5 декабря я принял участие в демонстрации на Пушкинской площади — с 1965 года не было случая, чтоб не пришло несколько человек. В 1968 году нас было не более пятнадцати, мы молча сняли шапки, чтобы почтить память всех погибших в лагерях, — вокруг нас кольцом стояло человек тридцать гебистов в штатском, несколько милиционеров и три корреспондента. Людмила Алексеева рассказывала мне, что в 1976 году — уже после нашего отъезда — площадь была заполнена народом так, что остановилось движение, перед памятником стояла цепь солдат, а верхом на Пушкине сидел гебист и еле успевал вертеть в разные стороны японской камерой.
Смерть Костерина была тяжелым ударом для Григоренко; когда он сказал мне, что Алексей Евграфович умер, я слышал слезы в его голосе. Они совсем недавно открыли круг друга: найти единомышленника и друга для того, чтоб тут же его потерять, — достаточно тяжело.

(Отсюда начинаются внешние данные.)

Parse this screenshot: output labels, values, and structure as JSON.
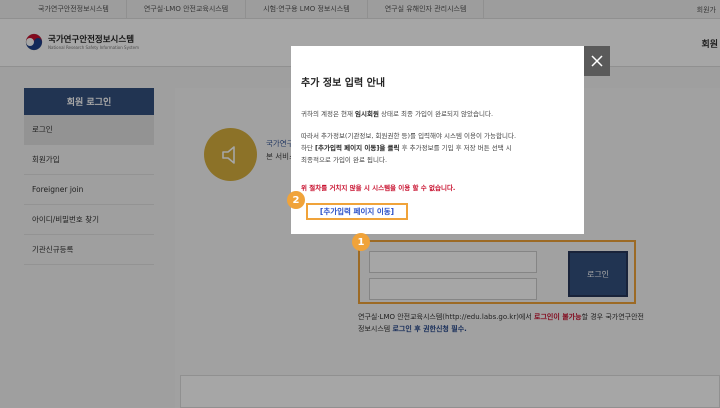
{
  "topbar": {
    "links": [
      "국가연구안전정보시스템",
      "연구실·LMO 안전교육시스템",
      "시험·연구용 LMO 정보시스템",
      "연구실 유해인자 관리시스템"
    ],
    "right": "회원가"
  },
  "header": {
    "logo_title": "국가연구안전정보시스템",
    "logo_subtitle": "National Research Safety Information System",
    "nav_right": "회원"
  },
  "sidebar": {
    "title": "회원 로그인",
    "items": [
      {
        "label": "로그인"
      },
      {
        "label": "회원가입"
      },
      {
        "label": "Foreigner join"
      },
      {
        "label": "아이디/비밀번호 찾기"
      },
      {
        "label": "기관신규등록"
      }
    ]
  },
  "content": {
    "line1": "국가연구",
    "line2": "본 서비스"
  },
  "login": {
    "button_label": "로그인",
    "note_a": "연구실·LMO 안전교육시스템(http://edu.labs.go.kr)에서 ",
    "note_red": "로그인이 불가능",
    "note_b": "할 경우 국가연구안전정보시스템 ",
    "note_blue": "로그인 후 권한신청 필수."
  },
  "badges": {
    "one": "1",
    "two": "2"
  },
  "modal": {
    "title": "추가 정보 입력 안내",
    "p1_a": "귀하의 계정은 현재 ",
    "p1_b": "임시회원",
    "p1_c": " 상태로 최종 가입이 완료되지 않았습니다.",
    "p2_a": "따라서 추가정보(기관정보, 회원권한 등)를 입력해야 시스템 이용이 가능합니다.",
    "p2_b": "하단 ",
    "p2_c": "[추가입력 페이지 이동]을 클릭",
    "p2_d": " 후 추가정보를 기입 후 저장 버튼 선택 시",
    "p2_e": "최종적으로 가입이 완료 됩니다.",
    "warning": "위 절차를 거치지 않을 시 시스템을 이용 할 수 없습니다.",
    "link_label": "[추가입력 페이지 이동]"
  },
  "colors": {
    "primary": "#34507e",
    "accent_orange": "#f0a33a",
    "warning_red": "#c8102e",
    "link_blue": "#2a50c8",
    "speaker_gold": "#d7b03e"
  },
  "icons": {
    "logo": "national-emblem-icon",
    "speaker": "speaker-icon",
    "close": "close-icon"
  }
}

Большинство участников Движения довольно кисло смотрели на коммунизм и марксизм, и единственный, с кем Петр Григорьевич по всем вопросам находил общий язык, был Иван Яхимович. Григоренко даже имел его доверенность на подпись: когда Ян Палах сжег себя, мы написали обращение, которое он за себя и Яхимовича подписал. Самосожжение Яна Палаха потрясло меня больше, чем ввод войск, — я первый раз почувствовал, что мне стыдно быть русским. Я все-таки был неправ в разговоре с Павлом: чехи оказали сопротивление.